A public-private stitch-up

I came across this interesting piece by Jorge Murga Armas on the always useful albedrío website (I especially acknowledge the power of its ‘mouse-over’ image). Las Tramas de las ‘alianzas público-privadas’ could be translated as The Intrigues of ‘public-private alliances’ though can also give us A public-private stitch-up. The writer uses his usual forensic analysis to note how the members of Guatemala’s Congress are unashamedly selling its workforce, its culture, its sovereignty, and its future, to the interests of international capital to such an extent that even the government institutions are being sidelined in favour of business interests. The beneficiaries of this sale are the interests of the Guatemala business elite represented by CACIF (Co-ordinating Committee of Agricultural, Commercial, Industrial and Financial Associations).

The law in question is 16-2010 Ley de Participación Público Privada en Materia de Infrastructura which, Murga Armas asserts, represents the dream of the nation’s looters. Think about the notion of the national interest being taken out of the hands of the people (or their putative representatives) and being placed in the hands of big business and international financial arbitration.

Murga Armas suggests that through this legislation, Guatemala is condemned to be exploited under the guise of national interest – where the culture is exploited, where labour is exploited, where the land is exploited, where the environment is exploited, and where poor communities are exploited – to provide coin for the business elite in the country.

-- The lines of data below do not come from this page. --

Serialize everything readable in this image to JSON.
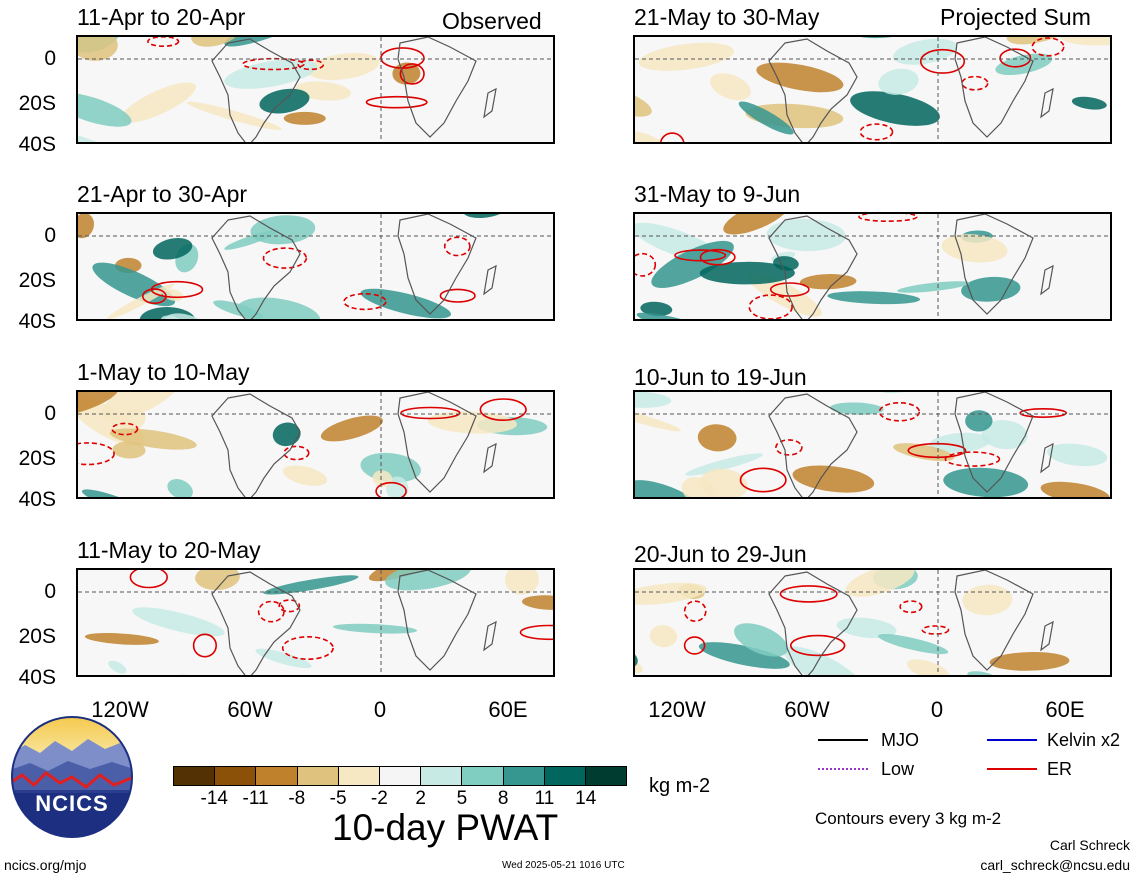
{
  "panels_left": [
    {
      "title": "11-Apr to 20-Apr",
      "tag": "Observed"
    },
    {
      "title": "21-Apr to 30-Apr",
      "tag": ""
    },
    {
      "title": "1-May to 10-May",
      "tag": ""
    },
    {
      "title": "11-May to 20-May",
      "tag": ""
    }
  ],
  "panels_right": [
    {
      "title": "21-May to 30-May",
      "tag": "Projected Sum"
    },
    {
      "title": "31-May to 9-Jun",
      "tag": ""
    },
    {
      "title": "10-Jun to 19-Jun",
      "tag": ""
    },
    {
      "title": "20-Jun to 29-Jun",
      "tag": ""
    }
  ],
  "y_ticks": [
    "0",
    "20S",
    "40S"
  ],
  "x_ticks": [
    "120W",
    "60W",
    "0",
    "60E"
  ],
  "colorbar": {
    "labels": [
      "-14",
      "-11",
      "-8",
      "-5",
      "-2",
      "2",
      "5",
      "8",
      "11",
      "14"
    ],
    "colors": [
      "#543005",
      "#8c5109",
      "#bf812c",
      "#dfc27d",
      "#f6e8c3",
      "#f5f5f5",
      "#c7eae5",
      "#80cdc1",
      "#35978f",
      "#01665e",
      "#003c30"
    ],
    "units": "kg m-2",
    "title": "10-day PWAT"
  },
  "legend": {
    "items": [
      {
        "label": "MJO",
        "color": "#000000",
        "style": "solid"
      },
      {
        "label": "Kelvin x2",
        "color": "#0000cc",
        "style": "solid"
      },
      {
        "label": "Low",
        "color": "#9933cc",
        "style": "dotted"
      },
      {
        "label": "ER",
        "color": "#dd0000",
        "style": "solid"
      }
    ],
    "note": "Contours every 3 kg m-2"
  },
  "logo": {
    "text": "NCICS"
  },
  "footer": {
    "url": "ncics.org/mjo",
    "timestamp": "Wed 2025-05-21 1016 UTC",
    "author": "Carl Schreck",
    "email": "carl_schreck@ncsu.edu"
  }
}
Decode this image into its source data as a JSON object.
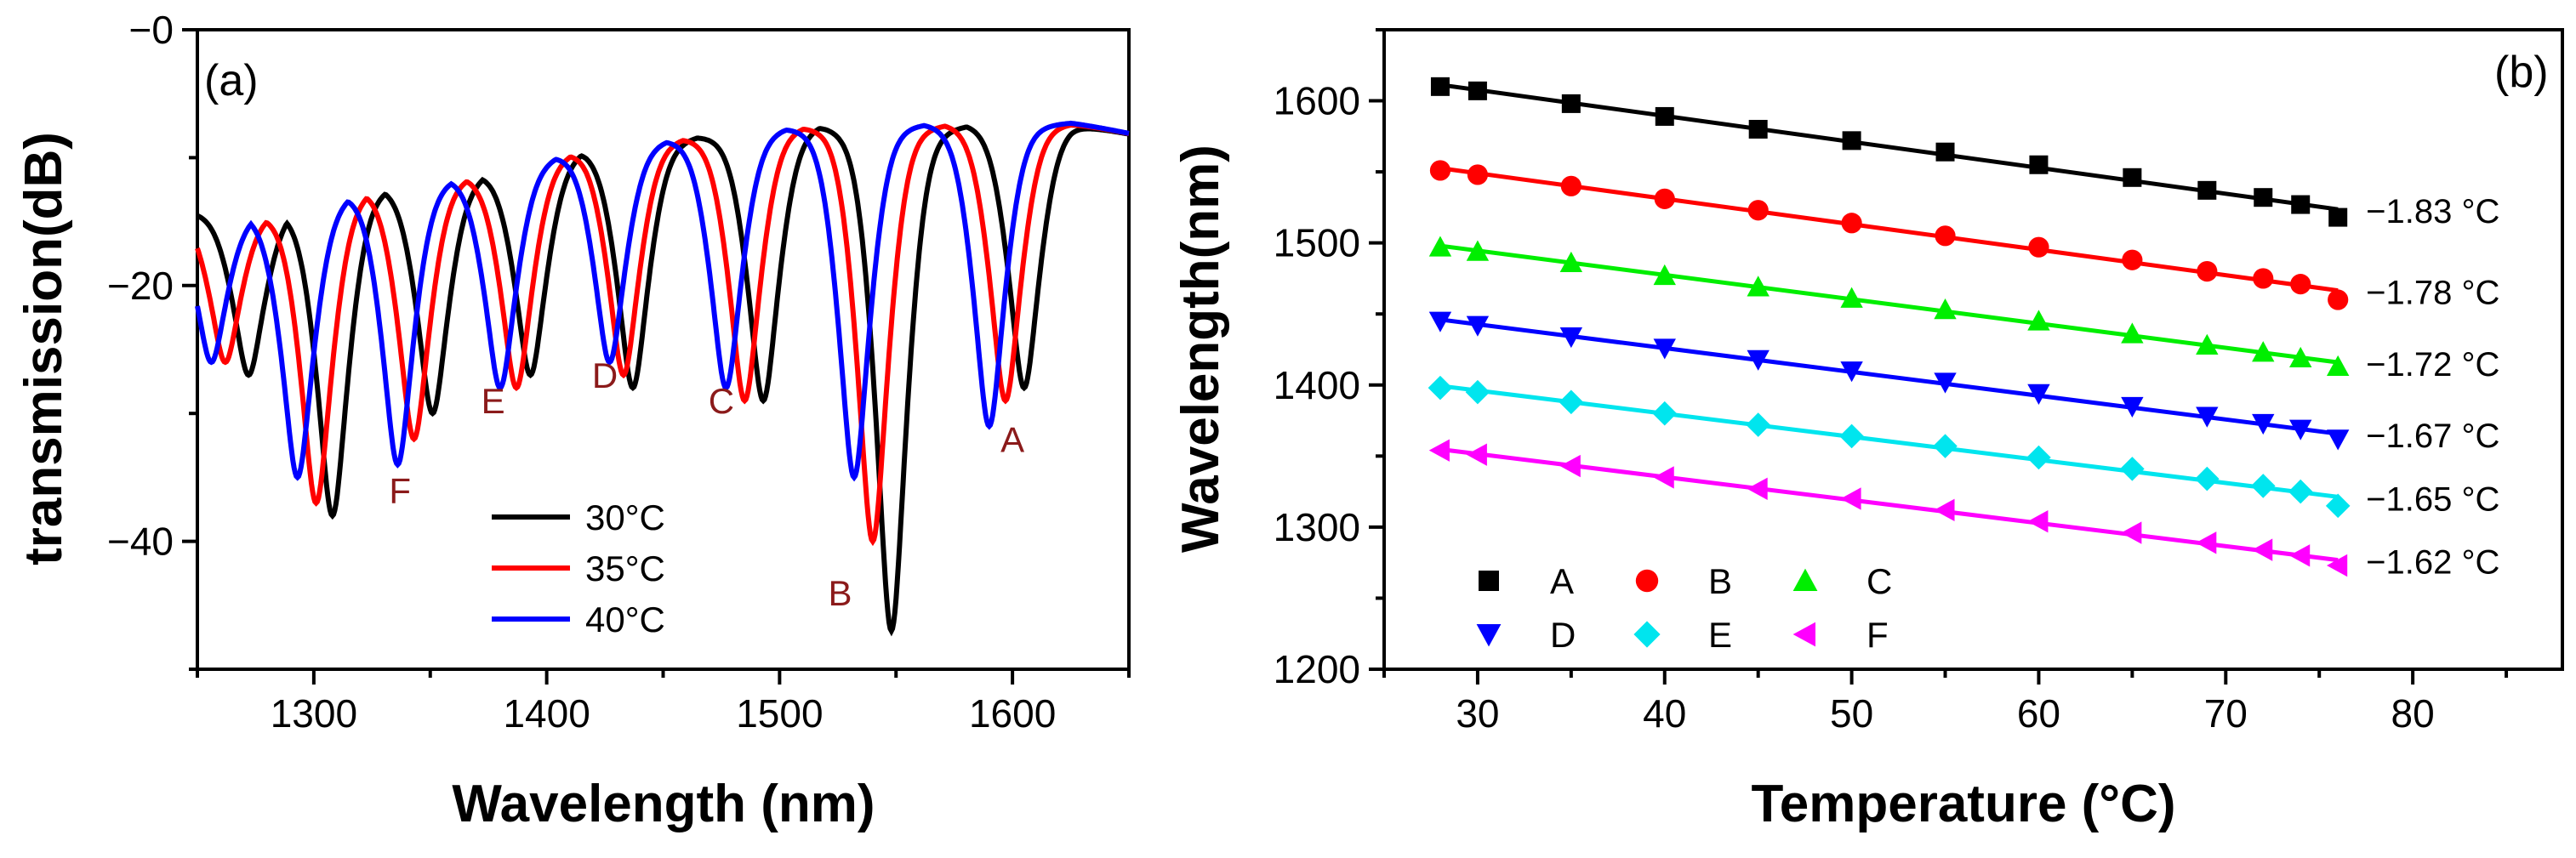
{
  "chart_data": [
    {
      "panel": "(a)",
      "type": "line",
      "xlabel": "Wavelength (nm)",
      "ylabel": "transmission(dB)",
      "xlim": [
        1250,
        1650
      ],
      "ylim": [
        -50,
        0
      ],
      "xticks": [
        1300,
        1400,
        1500,
        1600
      ],
      "yticks": [
        0,
        -20,
        -40
      ],
      "ytick_labels": [
        "−0",
        "−20",
        "−40"
      ],
      "series": [
        {
          "name": "30°C",
          "color": "#000000",
          "shift": 8,
          "dips": [
            [
              1272,
              -27
            ],
            [
              1308,
              -38
            ],
            [
              1351,
              -30
            ],
            [
              1393,
              -27
            ],
            [
              1437,
              -28
            ],
            [
              1493,
              -29
            ],
            [
              1548,
              -47
            ],
            [
              1605,
              -28
            ]
          ]
        },
        {
          "name": "35°C",
          "color": "#ff0000",
          "shift": 4,
          "dips": [
            [
              1262,
              -26
            ],
            [
              1301,
              -37
            ],
            [
              1343,
              -32
            ],
            [
              1387,
              -28
            ],
            [
              1433,
              -27
            ],
            [
              1485,
              -29
            ],
            [
              1540,
              -40
            ],
            [
              1597,
              -29
            ]
          ]
        },
        {
          "name": "40°C",
          "color": "#0000ff",
          "shift": 0,
          "dips": [
            [
              1256,
              -26
            ],
            [
              1293,
              -35
            ],
            [
              1336,
              -34
            ],
            [
              1380,
              -28
            ],
            [
              1427,
              -26
            ],
            [
              1477,
              -28
            ],
            [
              1532,
              -35
            ],
            [
              1590,
              -31
            ]
          ]
        }
      ],
      "peaks": [
        [
          1250,
          -14
        ],
        [
          1280,
          -14
        ],
        [
          1325,
          -12
        ],
        [
          1370,
          -11
        ],
        [
          1417,
          -9
        ],
        [
          1467,
          -8
        ],
        [
          1520,
          -7
        ],
        [
          1575,
          -7
        ],
        [
          1625,
          -7
        ],
        [
          1650,
          -8
        ]
      ],
      "annotations": [
        {
          "text": "A",
          "x": 1600,
          "y": -33
        },
        {
          "text": "B",
          "x": 1526,
          "y": -45
        },
        {
          "text": "C",
          "x": 1475,
          "y": -30
        },
        {
          "text": "D",
          "x": 1425,
          "y": -28
        },
        {
          "text": "E",
          "x": 1377,
          "y": -30
        },
        {
          "text": "F",
          "x": 1337,
          "y": -37
        }
      ]
    },
    {
      "panel": "(b)",
      "type": "scatter",
      "xlabel": "Temperature (°C)",
      "ylabel": "Wavelength(nm)",
      "xlim": [
        25,
        88
      ],
      "ylim": [
        1200,
        1650
      ],
      "xticks": [
        30,
        40,
        50,
        60,
        70,
        80
      ],
      "yticks": [
        1200,
        1300,
        1400,
        1500,
        1600
      ],
      "x": [
        28,
        30,
        35,
        40,
        45,
        50,
        55,
        60,
        65,
        69,
        72,
        74,
        76
      ],
      "series": [
        {
          "name": "A",
          "color": "#000000",
          "marker": "square",
          "slope_label": "−1.83 °C",
          "values": [
            1610,
            1607,
            1598,
            1589,
            1580,
            1572,
            1564,
            1555,
            1546,
            1537,
            1532,
            1527,
            1518
          ]
        },
        {
          "name": "B",
          "color": "#ff0000",
          "marker": "circle",
          "slope_label": "−1.78 °C",
          "values": [
            1551,
            1548,
            1540,
            1531,
            1523,
            1514,
            1505,
            1497,
            1488,
            1480,
            1475,
            1471,
            1460
          ]
        },
        {
          "name": "C",
          "color": "#00ee00",
          "marker": "triangle-up",
          "slope_label": "−1.72 °C",
          "values": [
            1497,
            1494,
            1486,
            1477,
            1469,
            1461,
            1453,
            1445,
            1436,
            1428,
            1423,
            1419,
            1413
          ]
        },
        {
          "name": "D",
          "color": "#0000ff",
          "marker": "triangle-down",
          "slope_label": "−1.67 °C",
          "values": [
            1445,
            1442,
            1434,
            1426,
            1418,
            1410,
            1402,
            1394,
            1385,
            1378,
            1373,
            1369,
            1362
          ]
        },
        {
          "name": "E",
          "color": "#00e5ee",
          "marker": "diamond",
          "slope_label": "−1.65 °C",
          "values": [
            1398,
            1395,
            1388,
            1380,
            1372,
            1364,
            1357,
            1349,
            1341,
            1334,
            1329,
            1325,
            1315
          ]
        },
        {
          "name": "F",
          "color": "#ff00ff",
          "marker": "triangle-left",
          "slope_label": "−1.62 °C",
          "values": [
            1354,
            1351,
            1343,
            1335,
            1327,
            1320,
            1312,
            1304,
            1296,
            1289,
            1284,
            1280,
            1273
          ]
        }
      ]
    }
  ]
}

Guatemala will become a type of container park, used for the transfer of goods from one point to another, and where Guatemalan workers and small farmers become only seasonal workers (without any rights). The indigenous population will serve these interests through the total commodification of their culture.
This legislation is also, the writer highlights, unconstitutional and illegal on several fronts but that seems of little or no concern to the legislature.

By approving outside arbitration (eg US and UK Chambers of Commerce) any notion of appealing decisions by affected populations can be effectively ignored.

“You don’t want this mine in your community? Too bad – it’s in the national interest and, besides, it’s out of our hands”. How about these: “You don’t want this highway through this nature reserve?Too bad – it’s in the national interest and, besides, it’s out of our hands”, “You don’t want to lose this forest? Too bad – it’s in the national interest and, besides, it’s out of our hands”, and “You don’t want to lose your labour or cultural rights? Too bad – it’s in the national interest and, besides, it’s out of our hands”.

Guess who decides what is in the national interest……………

In a time of acute financial crisis, it is probably not surprising that the Guatemalan elites continue to reinforce its neo-liberal environment and continues to squeeze whatever profit it can at the expense of those least able to afford it – the Guatemalan people. Violence indeed takes many forms.